Hey guys, decided to try making my own hardwood arrow shafts this winter. Does anybody have any experience With either the Lee Valley Veritas dowel cutter or the 3R Arrow shaft plane. Any other jigs you have used?
I've made a bunch of them over the years, mostly out of hard maple. I used the home made jig that's been on this site a number of times, with the drill and router combination. Make great shafts and very durable.
Used my neighbors veritas, its OK not much on adjustment and tears if you get too crazy with it. made thousands of arrows on one of these.
(http://i126.photobucket.com/albums/p86/2manydogs_photos/Mobile%20Uploads/dowel_jig1.jpg)
Only problem with this one is it gets hung up in taper blocks about 30% of the time and ruins the shaft.
Just made one of these and really like it, have to sand a little more but it is faster, use a 2" round nose bit offset just a hair. (http://i237.photobucket.com/albums/ff273/Chipncut/Dowel%20making%20jig/b600b194.jpg) (http://i237.photobucket.com/albums/ff273/Chipncut/Dowel%20making%20jig/c9f038b8.jpg)
Rick and Jeff, thanks for the replies. Rick is your set up like Living_waters? Jeff where did you get the idea for yours , it looks great.
Bill
Jeff, thanks! You just put all sorts of ideas into my head. I like it!

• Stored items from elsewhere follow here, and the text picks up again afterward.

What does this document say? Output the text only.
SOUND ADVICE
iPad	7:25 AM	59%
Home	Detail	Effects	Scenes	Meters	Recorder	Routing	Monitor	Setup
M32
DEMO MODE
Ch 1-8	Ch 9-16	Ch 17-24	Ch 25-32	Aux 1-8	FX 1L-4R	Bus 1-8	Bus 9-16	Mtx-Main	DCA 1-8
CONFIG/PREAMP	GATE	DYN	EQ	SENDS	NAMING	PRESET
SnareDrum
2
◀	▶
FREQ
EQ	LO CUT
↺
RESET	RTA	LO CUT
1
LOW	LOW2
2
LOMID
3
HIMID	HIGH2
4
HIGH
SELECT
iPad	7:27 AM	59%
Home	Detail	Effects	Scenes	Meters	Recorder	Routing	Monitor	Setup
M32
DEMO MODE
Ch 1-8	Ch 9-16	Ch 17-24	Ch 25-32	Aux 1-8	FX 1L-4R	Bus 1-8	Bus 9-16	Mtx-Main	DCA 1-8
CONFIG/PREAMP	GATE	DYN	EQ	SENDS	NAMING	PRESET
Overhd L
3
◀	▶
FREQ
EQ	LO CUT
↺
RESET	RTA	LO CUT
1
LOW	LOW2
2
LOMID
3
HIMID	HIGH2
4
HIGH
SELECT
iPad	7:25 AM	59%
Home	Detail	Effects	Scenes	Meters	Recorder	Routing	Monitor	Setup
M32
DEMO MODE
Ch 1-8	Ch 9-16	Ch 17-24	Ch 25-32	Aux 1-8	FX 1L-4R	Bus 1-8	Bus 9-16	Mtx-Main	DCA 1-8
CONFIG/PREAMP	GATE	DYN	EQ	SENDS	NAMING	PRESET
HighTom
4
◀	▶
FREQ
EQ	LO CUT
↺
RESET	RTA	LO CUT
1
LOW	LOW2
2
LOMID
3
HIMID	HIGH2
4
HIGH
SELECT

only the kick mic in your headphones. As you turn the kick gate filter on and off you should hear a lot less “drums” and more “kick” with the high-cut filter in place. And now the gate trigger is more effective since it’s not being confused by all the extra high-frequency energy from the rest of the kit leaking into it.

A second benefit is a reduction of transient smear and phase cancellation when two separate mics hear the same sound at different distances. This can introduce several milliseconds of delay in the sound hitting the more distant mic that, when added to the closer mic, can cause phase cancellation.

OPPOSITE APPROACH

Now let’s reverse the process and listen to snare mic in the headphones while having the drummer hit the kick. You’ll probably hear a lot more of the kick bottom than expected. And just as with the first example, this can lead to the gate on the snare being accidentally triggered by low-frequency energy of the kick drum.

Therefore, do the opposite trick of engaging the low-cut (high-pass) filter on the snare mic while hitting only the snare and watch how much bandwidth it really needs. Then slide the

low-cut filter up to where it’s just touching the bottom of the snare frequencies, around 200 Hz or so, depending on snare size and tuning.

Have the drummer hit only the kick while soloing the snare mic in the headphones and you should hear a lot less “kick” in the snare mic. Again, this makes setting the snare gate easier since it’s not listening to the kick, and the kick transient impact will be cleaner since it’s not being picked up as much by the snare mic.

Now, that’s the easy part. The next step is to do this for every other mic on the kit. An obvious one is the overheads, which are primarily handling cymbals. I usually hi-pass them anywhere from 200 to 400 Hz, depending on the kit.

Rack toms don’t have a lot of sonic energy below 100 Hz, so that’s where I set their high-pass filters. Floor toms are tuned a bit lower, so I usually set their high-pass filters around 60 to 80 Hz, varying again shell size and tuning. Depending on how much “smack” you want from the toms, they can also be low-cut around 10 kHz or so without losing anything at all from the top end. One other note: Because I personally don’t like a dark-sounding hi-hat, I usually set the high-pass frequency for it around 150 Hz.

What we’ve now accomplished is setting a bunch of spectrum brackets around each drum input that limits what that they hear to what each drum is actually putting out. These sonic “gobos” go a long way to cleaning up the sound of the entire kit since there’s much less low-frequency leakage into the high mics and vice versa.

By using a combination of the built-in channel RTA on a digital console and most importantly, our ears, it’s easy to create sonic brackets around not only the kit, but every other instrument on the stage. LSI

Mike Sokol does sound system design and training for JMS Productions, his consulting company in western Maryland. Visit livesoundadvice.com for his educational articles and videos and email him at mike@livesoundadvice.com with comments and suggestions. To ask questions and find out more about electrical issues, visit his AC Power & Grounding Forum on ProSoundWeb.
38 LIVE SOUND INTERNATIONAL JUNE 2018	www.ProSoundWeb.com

The top one has been on here before you can see it work HERE (http://www.youtube.com/watch?v=9lF2YXLdoiY) I used another block on mine about 18" from the cutting head to stabilize it. The first block I tapered the hole and it actually compressed it and makes a nice finish....(if it doesn't get hung up) Takes some skill to get a steady feed, if you feed it crooked or wobble it shows up in the shaft.

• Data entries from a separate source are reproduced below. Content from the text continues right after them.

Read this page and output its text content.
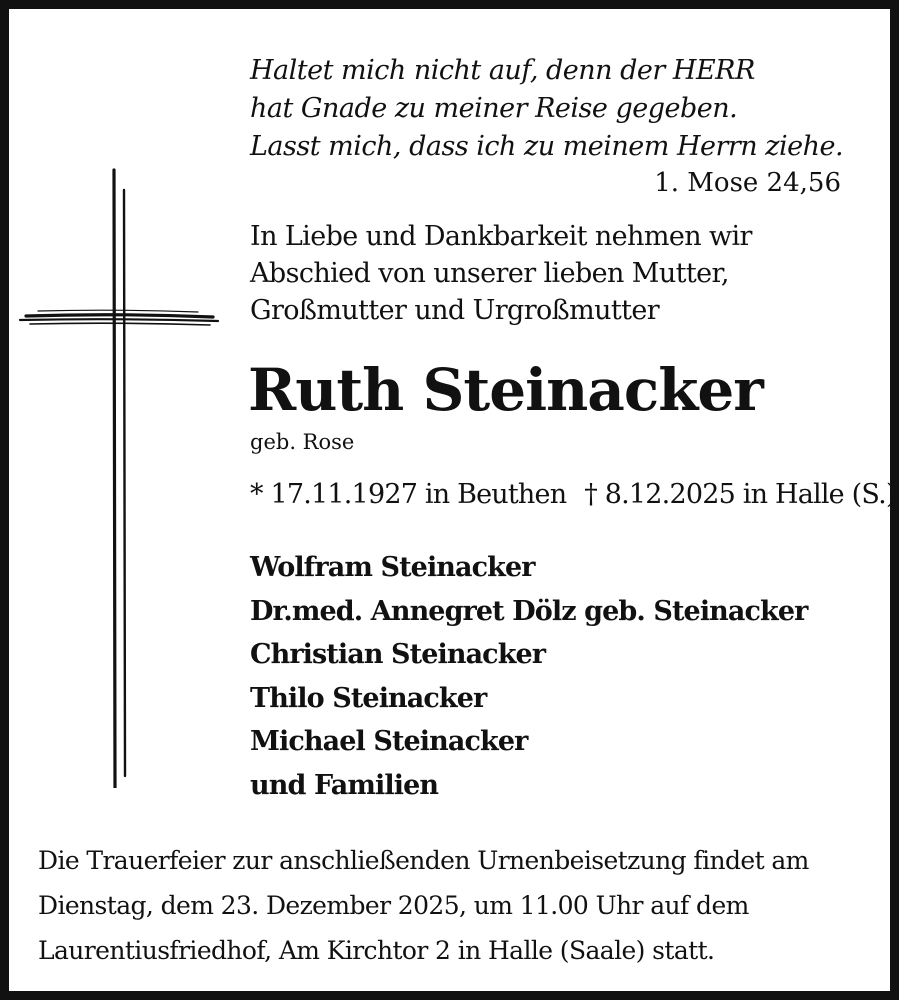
Haltet mich nicht auf, denn der HERR
hat Gnade zu meiner Reise gegeben.
Lasst mich, dass ich zu meinem Herrn ziehe.
1. Mose 24,56
In Liebe und Dankbarkeit nehmen wir
Abschied von unserer lieben Mutter,
Großmutter und Urgroßmutter
Ruth Steinacker
geb. Rose
* 17.11.1927 in Beuthen † 8.12.2025 in Halle (S.)
Wolfram Steinacker
Dr.med. Annegret Dölz geb. Steinacker
Christian Steinacker
Thilo Steinacker
Michael Steinacker
und Familien
Die Trauerfeier zur anschließenden Urnenbeisetzung findet am
Dienstag, dem 23. Dezember 2025, um 11.00 Uhr auf dem
Laurentiusfriedhof, Am Kirchtor 2 in Halle (Saale) statt.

The second I found in a woodcrafters mag for making chair dowels. Added a block on it to stabilize the shaft after it is cut. Feed rate is slower on this one but the finished product has a higher success rate and less waste. The round bit has a milder attack rate than the straight bit and is more forgiving and turns easier. I can just pull the shaft on through with the round bit which doesn't require shutting the router off and driving the shaft out, thus faster cycle times.
Forgot to mention the pics of the bottom one is just one i googled, mine bolts to router and is adjusted by changing the depth of the bit with the router. Works best if router is on bottom and shop vac is set up to pull cuttings away from gauge hole.

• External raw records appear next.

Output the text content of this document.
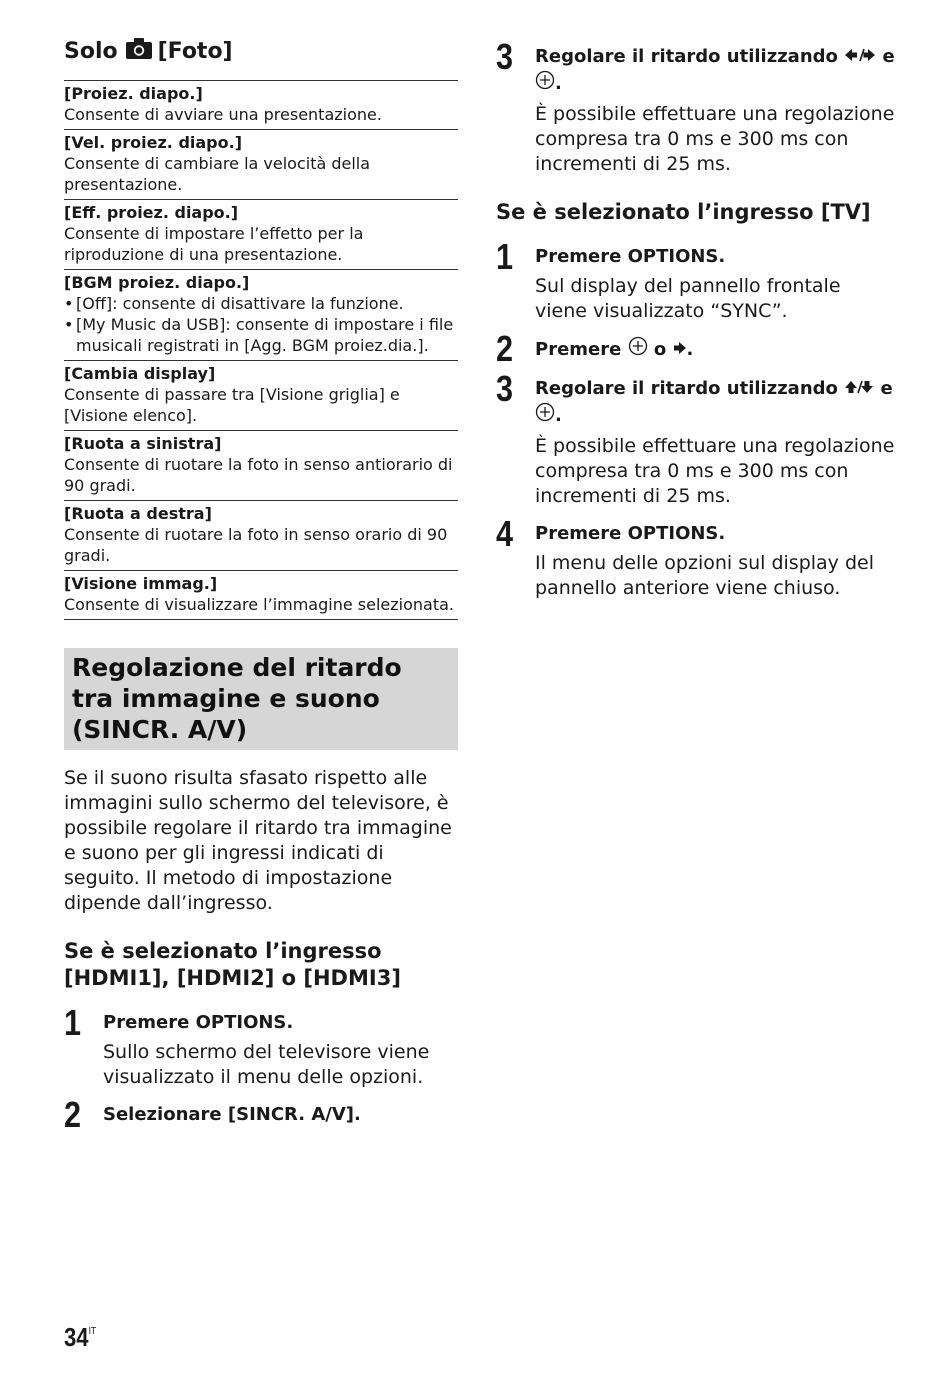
Solo [Foto]
[Proiez. diapo.]
Consente di avviare una presentazione.
[Vel. proiez. diapo.]
Consente di cambiare la velocità della presentazione.
[Eff. proiez. diapo.]
Consente di impostare l’effetto per la riproduzione di una presentazione.
[BGM proiez. diapo.]
• [Off]: consente di disattivare la funzione.
• [My Music da USB]: consente di impostare i file musicali registrati in [Agg. BGM proiez.dia.].
[Cambia display]
Consente di passare tra [Visione griglia] e [Visione elenco].
[Ruota a sinistra]
Consente di ruotare la foto in senso antiorario di 90 gradi.
[Ruota a destra]
Consente di ruotare la foto in senso orario di 90 gradi.
[Visione immag.]
Consente di visualizzare l’immagine selezionata.
Regolazione del ritardo tra immagine e suono (SINCR. A/V)
Se il suono risulta sfasato rispetto alle immagini sullo schermo del televisore, è possibile regolare il ritardo tra immagine e suono per gli ingressi indicati di seguito. Il metodo di impostazione dipende dall’ingresso.
Se è selezionato l’ingresso [HDMI1], [HDMI2] o [HDMI3]
1 Premere OPTIONS.
Sullo schermo del televisore viene visualizzato il menu delle opzioni.
2 Selezionare [SINCR. A/V].
3 Regolare il ritardo utilizzando e
.
È possibile effettuare una regolazione compresa tra 0 ms e 300 ms con incrementi di 25 ms.
Se è selezionato l’ingresso [TV]
1 Premere OPTIONS.
Sul display del pannello frontale viene visualizzato “SYNC”.
2 Premere o .
3 Regolare il ritardo utilizzando e
.
È possibile effettuare una regolazione compresa tra 0 ms e 300 ms con incrementi di 25 ms.
4 Premere OPTIONS.
Il menu delle opzioni sul display del pannello anteriore viene chiuso.
$34^{IT}$
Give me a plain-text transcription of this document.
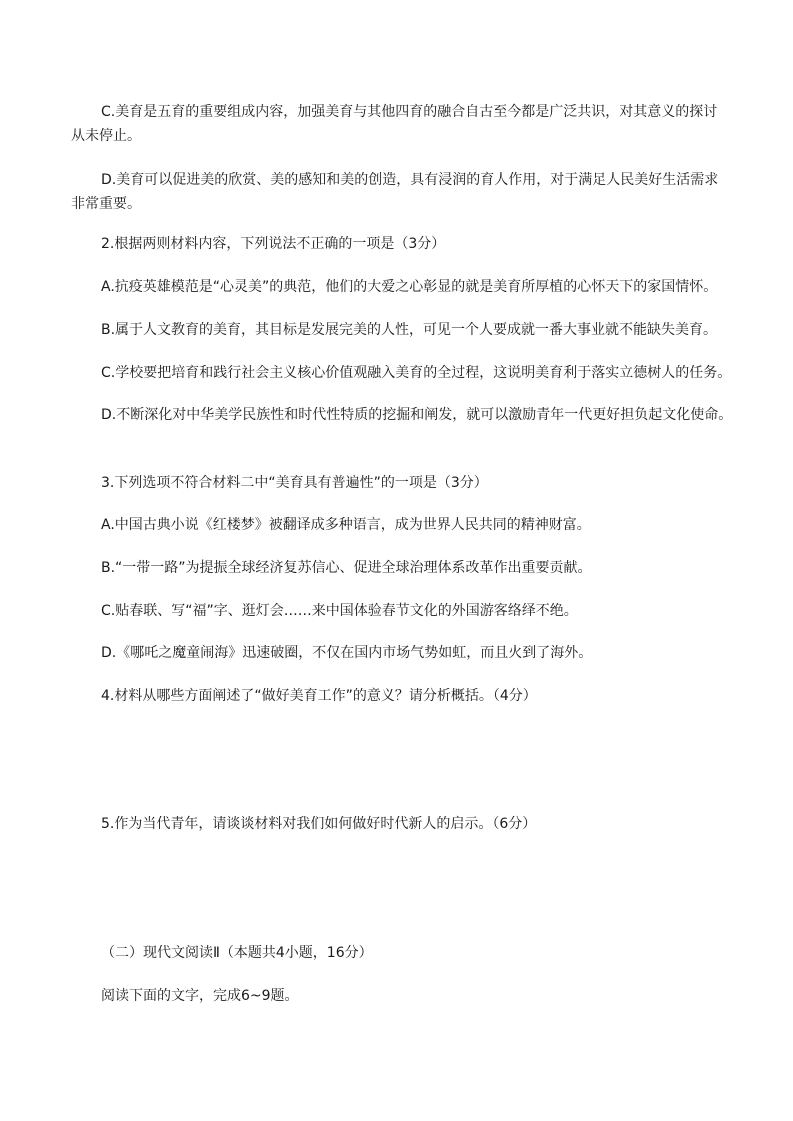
C.美育是五育的重要组成内容，加强美育与其他四育的融合自古至今都是广泛共识，对其意义的探讨
从未停止。
D.美育可以促进美的欣赏、美的感知和美的创造，具有浸润的育人作用，对于满足人民美好生活需求
非常重要。
2.根据两则材料内容，下列说法不正确的一项是（3分）
A.抗疫英雄模范是“心灵美”的典范，他们的大爱之心彰显的就是美育所厚植的心怀天下的家国情怀。
B.属于人文教育的美育，其目标是发展完美的人性，可见一个人要成就一番大事业就不能缺失美育。
C.学校要把培育和践行社会主义核心价值观融入美育的全过程，这说明美育利于落实立德树人的任务。
D.不断深化对中华美学民族性和时代性特质的挖掘和阐发，就可以激励青年一代更好担负起文化使命。
3.下列选项不符合材料二中“美育具有普遍性”的一项是（3分）
A.中国古典小说《红楼梦》被翻译成多种语言，成为世界人民共同的精神财富。
B.“一带一路”为提振全球经济复苏信心、促进全球治理体系改革作出重要贡献。
C.贴春联、写“福”字、逛灯会……来中国体验春节文化的外国游客络绎不绝。
D.《哪吒之魔童闹海》迅速破圈，不仅在国内市场气势如虹，而且火到了海外。
4.材料从哪些方面阐述了“做好美育工作”的意义？请分析概括。（4分）
5.作为当代青年，请谈谈材料对我们如何做好时代新人的启示。（6分）
（二）现代文阅读Ⅱ（本题共4小题，16分）
阅读下面的文字，完成6~9题。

Yes- the one like the older version that Living Waters posted. I made a deticated table top for easy set up. I too put a second out feed block to stabalize the shaft as it exits. On the rear of the jig I put a wing nut on a slider so I could make very small adjustments to the distance the shaft is from the router blade. If you taper the front, and wax the out feed blocks it helps the shaft glide thru better. I always wore a leather glove and just helped it thru the process to reduce any vibration. Hardwood takes a little more sanding to get a good end product but it really works well!
You brought up a good point, a good welding glove is a must for both.